23.2.07

O Brincador

Quando for grande, não quero ser médico, engenheiro ou professor. Não quero trabalhar de manhã à noite, seja no que for. Quero brincar de manhã à noite, seja com o que for. Quando for grande, quero ser brincador.
Ficam, portanto, a saber: não vou para a escola aprender a ser um médico, um engenheiro ou um professor. Tenho mais em que pensar e muito mais que fazer. Tenho tanto que brincar, como brinca um brincador, muito mais o que sonhar, como sonha um sonhador, e também que imaginar, como imagina um imaginador...
A minha mãe diz que não pode ser, que não é profissão de gente crescida. E depois acrescenta, a suspirar: "é assim a vida". Custa tanto a acreditar. Pessoas que são capazes, que um dia também foram raparigas e rapazes, mas já não podem brincar.
A vida é assim? Não para mim. Quando for grande, quero ser um brincador. Brincar e crescer, crescer e brincar, até a morte vir bater à minha porta. Depois também, sardanisca verde que continua a rabiar mesmo depois de morta. Na minha sepultura, vão escrever "Aqui jaz um brincador. Era um homem simples e dedicado, muito dado, que se levantava cedo todas as manhãs para ir brincar com as palavras". (Álvaro Magalhães, "O Brincador", 2005)

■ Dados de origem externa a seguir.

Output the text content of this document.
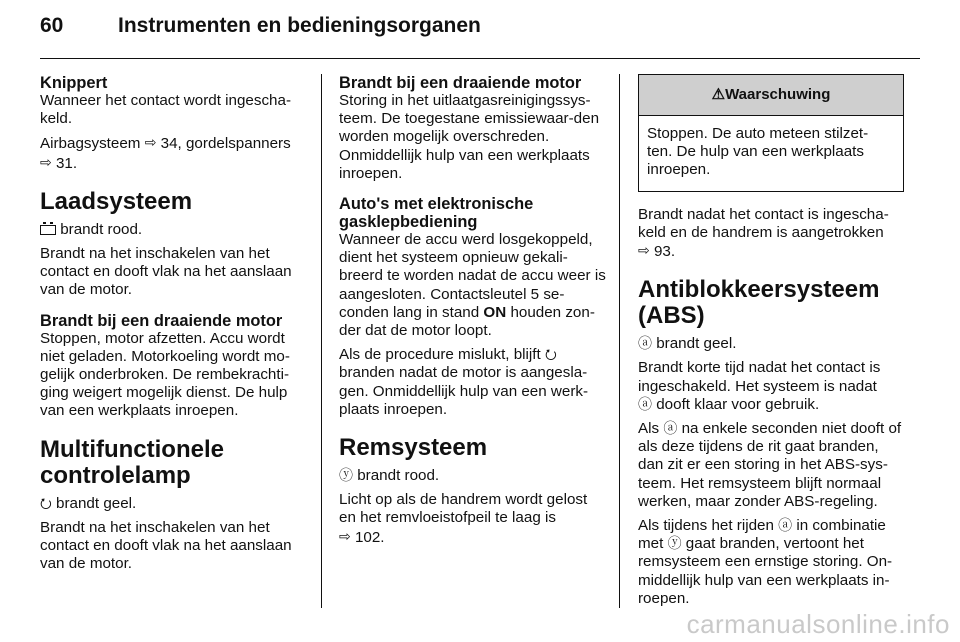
60	Instrumenten en bedieningsorganen
Knippert

Wanneer het contact wordt ingescha-keld.

Airbagsysteem ⇨ 34, gordelspanners
⇨ 31.

Laadsysteem

brandt rood.

Brandt na het inschakelen van het contact en dooft vlak na het aanslaan van de motor.

Brandt bij een draaiende motor

Stoppen, motor afzetten. Accu wordt niet geladen. Motorkoeling wordt mo-gelijk onderbroken. De rembekrachti-ging weigert mogelijk dienst. De hulp van een werkplaats inroepen.

Multifunctionele controlelamp

⭮ brandt geel.

Brandt na het inschakelen van het contact en dooft vlak na het aanslaan van de motor.

Brandt bij een draaiende motor

Storing in het uitlaatgasreinigingssys-teem. De toegestane emissiewaar-den worden mogelijk overschreden. Onmiddellijk hulp van een werkplaats inroepen.

Auto's met elektronische gasklepbediening

Wanneer de accu werd losgekoppeld, dient het systeem opnieuw gekali-breerd te worden nadat de accu weer is aangesloten. Contactsleutel 5 se-conden lang in stand ON houden zon-der dat de motor loopt.

Als de procedure mislukt, blijft ⭮ branden nadat de motor is aangesla-gen. Onmiddellijk hulp van een werk-plaats inroepen.

Remsysteem

ⓨ brandt rood.

Licht op als de handrem wordt gelost en het remvloeistofpeil te laag is
⇨ 102.

⚠Waarschuwing
Stoppen. De auto meteen stilzet-ten. De hulp van een werkplaats inroepen.

Brandt nadat het contact is ingescha-keld en de handrem is aangetrokken
⇨ 93.

Antiblokkeersysteem (ABS)

ⓐ brandt geel.

Brandt korte tijd nadat het contact is ingeschakeld. Het systeem is nadat
ⓐ dooft klaar voor gebruik.

Als ⓐ na enkele seconden niet dooft of als deze tijdens de rit gaat branden, dan zit er een storing in het ABS-sys-teem. Het remsysteem blijft normaal werken, maar zonder ABS-regeling.

Als tijdens het rijden ⓐ in combinatie met ⓨ gaat branden, vertoont het remsysteem een ernstige storing. On-middellijk hulp van een werkplaats in-roepen.

carmanualsonline.info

Alguém, quer ir brincar às escondidas?

6 comentários:

Eunice Rosado disse...

excelente!!! adorei

LadyBug disse...

Quando é que vamos andar de bicicleta no Parque das Nações??

Eunice Rosado disse...

Domingo... lol

Anónimo disse...

Onde?

LadyBug disse...

Eu sugiro que seja no Parque das Nações, pode ser??

Nuno Barreto disse...

Por mim pode :)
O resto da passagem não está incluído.